Mehrere Monate verbringen geflüchtete Kinder ohne Aufenthaltsstatus in der Zeltstadt in der Bremer Überseestadt. Auch zur Schule gehen sie in dieser Zeit nicht. Damit einige von ihnen trotzdem etwas lernen können, hat die Bildungsbehörde vor einem halben Jahr einen sogenannten Lernort eröffnet. Die pensionierte Lehrerin Christiane Lenhard hat ihn konzipiert.
Diesen Lernort in einem Container in der Überseestadt aufzubauen, war für die Bremerin eine Herausforderung: "Wir sind ein Lernort, in dem Kinder aufgenommen werden, die nichts mitbringen. (...) Die Erstaufnahmen hier in Bremen-Mitte sind im Zelt angesetzt", erzählt sie. Die Kinder haben dort kein Eigentum. "Wir mussten es so konzipieren, dass die Kinder mit dem, was sie bringen, einfach so unterstützt werden, dass sie wirklich gut in die deutsche Sprache reinfinden."
Kinder dürfen noch nicht zur Schule gehen
In den Lerngruppen sind ukrainische Kinder, Kinder aus Somalia, aus Syrien, Tschetschenien und Ghana. "Bunte-Welt-Schule", nennt die 67-Jährige diesen Ort, der keine richtige Schule ist, die Kinder aber wenigstens ein bisschen auf die Schule vorbereiten soll. In einem der Räume sitzen die Kinder an kleinen Schultischen. Sie haben ein Blatt vor sich liegen, auf dem Tiere gezeichnet sind. So lernen sie die Zahlen. In einem anderen Raum sitzen die Kinder im Stuhlkreis und üben die Farben. "Wie heißt das auf Deutsch?", fragt ihr Lehrer. Er zeigt auf die Tafel auf Bilder mit Obst. "Die Pflaume ist lila", wiederholen die zwölf Kinder im Stuhlkreis.
Bis vor einem halben Jahr gab es für diese Kinder in Bremen kein Lernangebot. Denn solange sie noch keinen vorläufigen Aufenthaltsstatus haben, gehen sie auch noch nicht zur Schule. Erst mit Aufenthaltsstatus ziehen sie in ein Übergangswohnheim und bekommen dann auch einen Regelschulplatz. Das kann aber mehrere Wochen oder sogar Monate dauern. Diese Zeit sei, so betont es Christiane Lenhard, lang für ein Kind im Grundschulalter. "Das ist total bitter, wenn man diese Zeit verpasst. Das ist für die Eltern ganz schwer und für die Kinder auch. Die haben nichts zu tun. Und sie brauchen Strukturen und Lernangebote", sagt die Bremerin.

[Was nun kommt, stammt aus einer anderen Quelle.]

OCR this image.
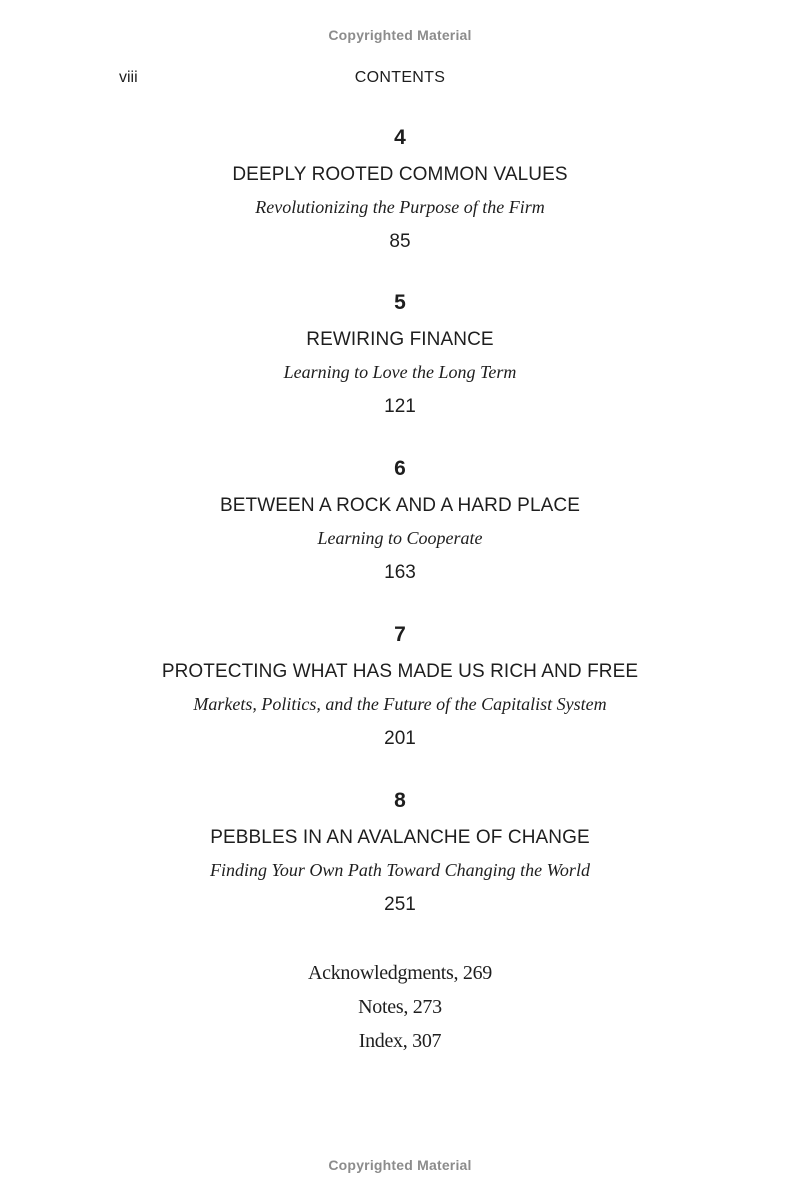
Copyrighted Material
viii	CONTENTS
4
DEEPLY ROOTED COMMON VALUES
Revolutionizing the Purpose of the Firm
85
5
REWIRING FINANCE
Learning to Love the Long Term
121
6
BETWEEN A ROCK AND A HARD PLACE
Learning to Cooperate
163
7
PROTECTING WHAT HAS MADE US RICH AND FREE
Markets, Politics, and the Future of the Capitalist System
201
8
PEBBLES IN AN AVALANCHE OF CHANGE
Finding Your Own Path Toward Changing the World
251
Acknowledgments, 269
Notes, 273
Index, 307
Copyrighted Material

Sie wollen ja lernen und wir verpassen die Zeit, wenn wir ihnen nichts anbieten.
Christiane Lenhard
Bremerin will geflüchtete Kinder für die Schule begeistern
Christiane Lenhard ist pensioniert. Lange Zeit war sie Grundschullehrerin und Schulleiterin in einer Grundschule in Bremen-Mahndorf. Als die Behörde sie fragte, ob sie sich vorstellen kann, den Lernort in der Überseestadt aufzubauen, überlegte sie nicht lange und sagte zu. Genau das richtige Projekt für sie. Sie ist eine Macherin. Und weil sie selbst eine multikulturelle Familie hat und sich auch in ihrem Beruf viel mit Diversität beschäftigte, ist es inhaltlich genau ihr Ding. "Mir ist wichtig, dass wir mit dem Wort Integration sorgsam umgehen. Integration heißt oft eine Erwartungshaltung. 'Die sollen sich doch bitte hier integrieren' — es ist weniger der Auftrag an uns", sagt sie. Vielmehr möchte sie die Frage stellen: "Wie können wir denn dafür sorgen, dass jemand sich hier gut integriert?"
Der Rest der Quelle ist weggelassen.